Internal control and audit
VTB Group’s internal control and audit functions operate in compliance with international best practices and applicable legislation in the countries where the Group operates. The system is guaranteed the necessary independence by the way its parts function together and by its reporting structure.
The VTB Group Management Committee established an Internal Audit Coordination Committee, as well as a Coordination Committee for Compliance and Internal Control aimed at preventing money laundering and the financing of terrorism.
The main objectives of VTB Group’s internal control functions include
- To independently assess the effectiveness of the internal control and risk management systems, accounting reports, business processes and the activities of departments and individual employees, and also to assess the economic expediency and effectiveness of operations and transactions;
- To verify the reliability of internal control over automated information systems, and also to verify the methods used to secure property;
- To monitor key risk areas and risk control mechanisms, with a view to identifying shortcomings in the internal control system and emerging risks, and to create mechanisms to prevent these risks;
- To develop recommendations to improve the efficiency of systems, processes, procedures, transactions and activities by the Group’s structural units and employees;
- To communicate with external regulatory bodies and external auditors.
Monitoring of the internal control system is carried out on an ongoing basis by management and employees of the Bank’s structural units, as well as by the Internal Audit Department.
Audit Committee. The Audit Committee operates as part of the structure of the Supervisory Council in order to facilitate the effective performance of the functions of the Supervisory Council in the area of control over the Bank’s financial and economic activities. More detailed information on the composition and activity of the Audit Committee can be found in the section Corporate Governance / Supervisory Council / Supervisory Council Committees.
Internal Audit Department. The Internal Audit Department provides direct support to the Bank’s governing bodies to ensure that VTB Group works efficiently and effectively. The Internal Audit Department monitors internal control systems, conducts audits and provides impartial recommendations for improving banking operations and control procedures.

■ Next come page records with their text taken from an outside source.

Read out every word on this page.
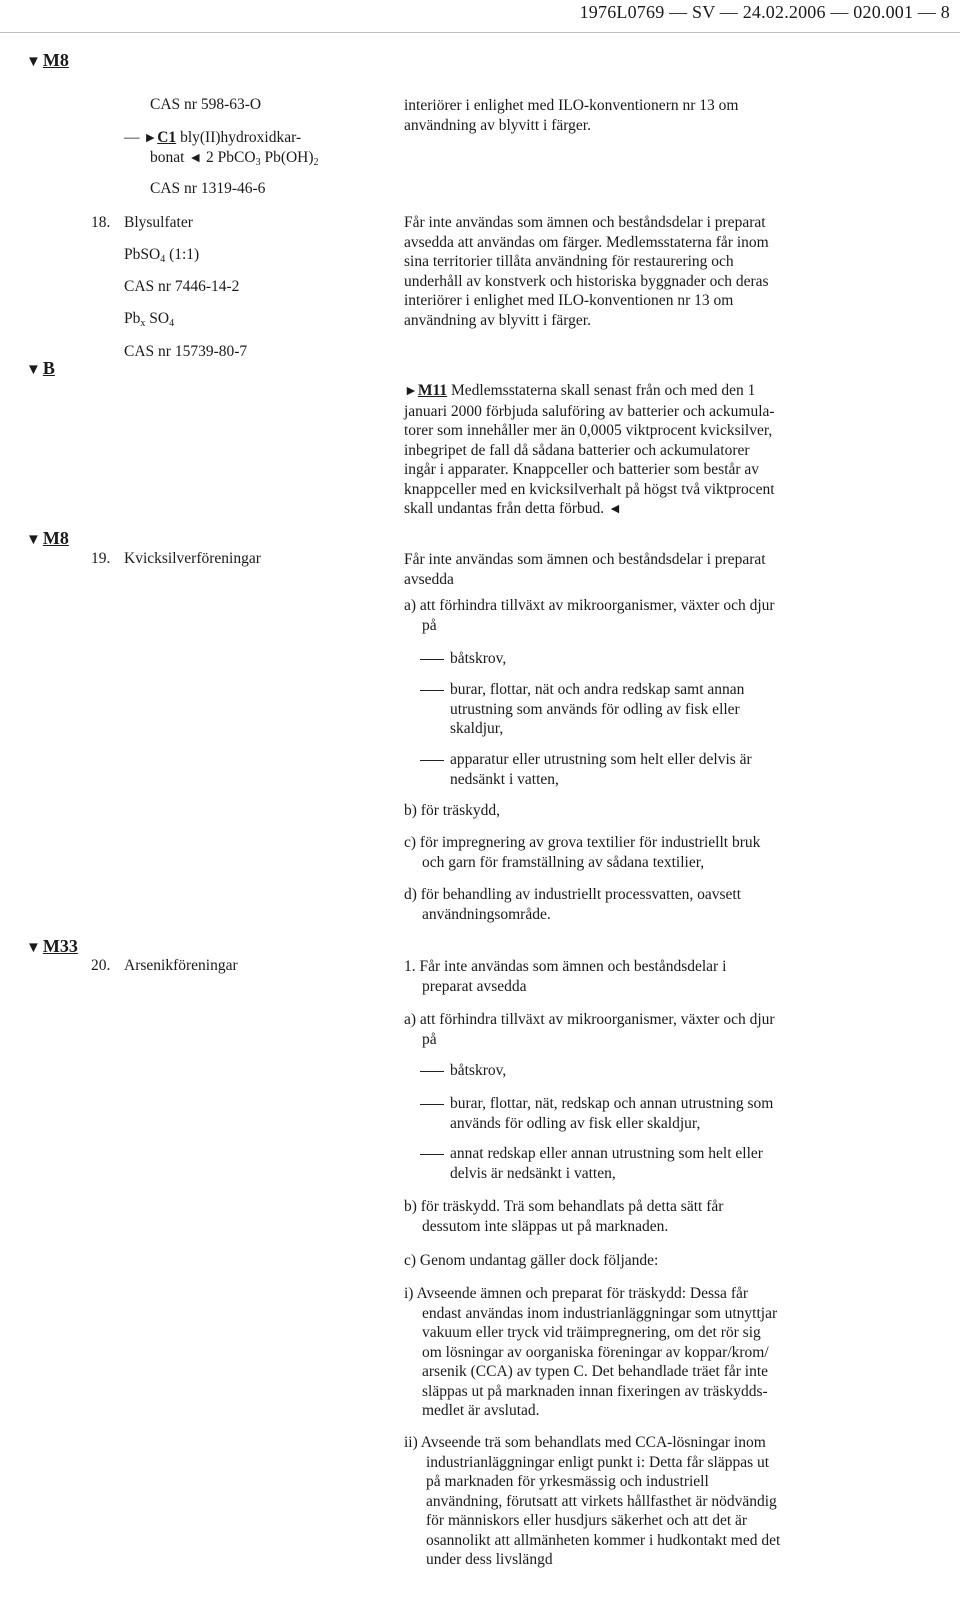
1976L0769 — SV — 24.02.2006 — 020.001 — 8
▼ M8
▼ B
▼ M8
▼ M33
CAS nr 598-63-O
— ►C1 bly(II)hydroxidkar-
bonat ◄ 2 PbCO$_3$ $Pb(OH)_2$
CAS nr 1319-46-6

interiörer i enlighet med ILO-konventionern nr 13 om

användning av blyvitt i färger.

18. Blysulfater
PbSO$_4$ (1:1)
CAS nr 7446-14-2
$Pb_x$ $SO_4$
CAS nr 15739-80-7

Får inte användas som ämnen och beståndsdelar i preparat

avsedda att användas om färger. Medlemsstaterna får inom

sina territorier tillåta användning för restaurering och

underhåll av konstverk och historiska byggnader och deras

interiörer i enlighet med ILO-konventionen nr 13 om

användning av blyvitt i färger.

►M11 Medlemsstaterna skall senast från och med den 1

januari 2000 förbjuda saluföring av batterier och ackumula-

torer som innehåller mer än 0,0005 viktprocent kvicksilver,

inbegripet de fall då sådana batterier och ackumulatorer

ingår i apparater. Knappceller och batterier som består av

knappceller med en kvicksilverhalt på högst två viktprocent

skall undantas från detta förbud. ◄

19. Kvicksilverföreningar	Får inte användas som ämnen och beståndsdelar i preparat

avsedda

a) att förhindra tillväxt av mikroorganismer, växter och djur

på

båtskrov,

burar, flottar, nät och andra redskap samt annan

utrustning som används för odling av fisk eller

skaldjur,

apparatur eller utrustning som helt eller delvis är

nedsänkt i vatten,

b) för träskydd,

c) för impregnering av grova textilier för industriellt bruk

och garn för framställning av sådana textilier,

d) för behandling av industriellt processvatten, oavsett

användningsområde.

20. Arsenikföreningar	1. Får inte användas som ämnen och beståndsdelar i

preparat avsedda

a) att förhindra tillväxt av mikroorganismer, växter och djur

på

båtskrov,

burar, flottar, nät, redskap och annan utrustning som

används för odling av fisk eller skaldjur,

annat redskap eller annan utrustning som helt eller

delvis är nedsänkt i vatten,

b) för träskydd. Trä som behandlats på detta sätt får

dessutom inte släppas ut på marknaden.

c) Genom undantag gäller dock följande:

i) Avseende ämnen och preparat för träskydd: Dessa får

endast användas inom industrianläggningar som utnyttjar

vakuum eller tryck vid träimpregnering, om det rör sig

om lösningar av oorganiska föreningar av koppar/krom/

arsenik (CCA) av typen C. Det behandlade träet får inte

släppas ut på marknaden innan fixeringen av träskydds-

medlet är avslutad.

ii) Avseende trä som behandlats med CCA-lösningar inom

industrianläggningar enligt punkt i: Detta får släppas ut

på marknaden för yrkesmässig och industriell

användning, förutsatt att virkets hållfasthet är nödvändig

för människors eller husdjurs säkerhet och att det är

osannolikt att allmänheten kommer i hudkontakt med det

under dess livslängd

The Internal Audit Department is an independent structural unit of VTB Bank and operates under the direct supervision of the Supervisory Council. The Supervisory Council approves the Internal Audit Department’s work plans and monitors their implementation, reviews the Internal Audit Department’s reports on the results of audits and on monitoring of the internal control system, as well as reports on the implementation of the Internal Audit Department’s recommendations to address previously identified issues.
Taking into account the strategic goals of VTB Bank and VTB Group regarding the transformation and digitalisation of business processes, the fit-for-purpose functional model for internal audit was changed in 2019, and the Internal Audit Department was reorganised. The main objectives of the reorganisation are:
- To develop remote, digital audit methods to considerably expand the number of transactions, deals and procedures that are audited;
- To strengthen the focus of auditing on the performance and competitiveness of business processes, the transition from the discrete auditing of facilities to the continuous auditing of processes;
- To ensure a close link between auditing and the Bank’s technological transformation, including in the banking sphere;
- To develop new audit formats: remote and thematic in terms of individual processes;
- To ensure that the internal audit methodology and personnel are up to the task in terms of new technological and organisational challenges.
The Internal Audit Department’s organisational structure comprises a number of units responsible for auditing the lending process, non-credit business processes, regional divisions, digital auditing of processes and information technologies, as well as auditing within the Group. To improve the effectiveness of the monitoring of the internal control system in the Bank’s regional branches, the structure of the Internal Audit Department includes dedicated internal control teams at the branch level.
In 2019, the Internal Audit Department conducted 36 scheduled audits and control measures, including 17 audits of various activities within the parent company and 19 audits of operations in the Bank branches. In addition, as part of its ongoing monitoring, Internal Audit Department staff members conducted 869 thematic audits at the branch level.
In addition to conducting audits and monitoring the Bank’s internal control system, the Internal Audit Department’s priority is operational oversight as well as the coordination and maintenance of the same level of practice and competencies in terms of internal audit within subsidiaries. In 2019, the Department carried out 20 control measures related to the Group’s subsidiary companies and banks. The Internal Audit Department also regularly analyses reports on the work of Group companies’ internal audit services. To enhance the level of professionalism and improve the exchange of experiences, on-the-job training is provided for staff from the internal audit services within Group companies, including the involvement of VTB Group functional coordinators.
The Internal Audit Department liaises with the Audit Committee and independent auditors, providing information on the internal control system and reporting any shortcomings during the audit period.
In 2019, PwC conducted an external independent assessment of the internal audit function in terms of its compliance with international professional standards in the context of oversight recommendations and the requirements of the Bank of Russia and the Federal Agency for State Property Management. The assessment concluded that VTB’s internal audit function is fully compliant with international standards and with the Internal audit code of ethics. The high level of maturity of the Internal Audit Department was noted in terms of its objectivity, professionalism and use of advanced approaches and technologies.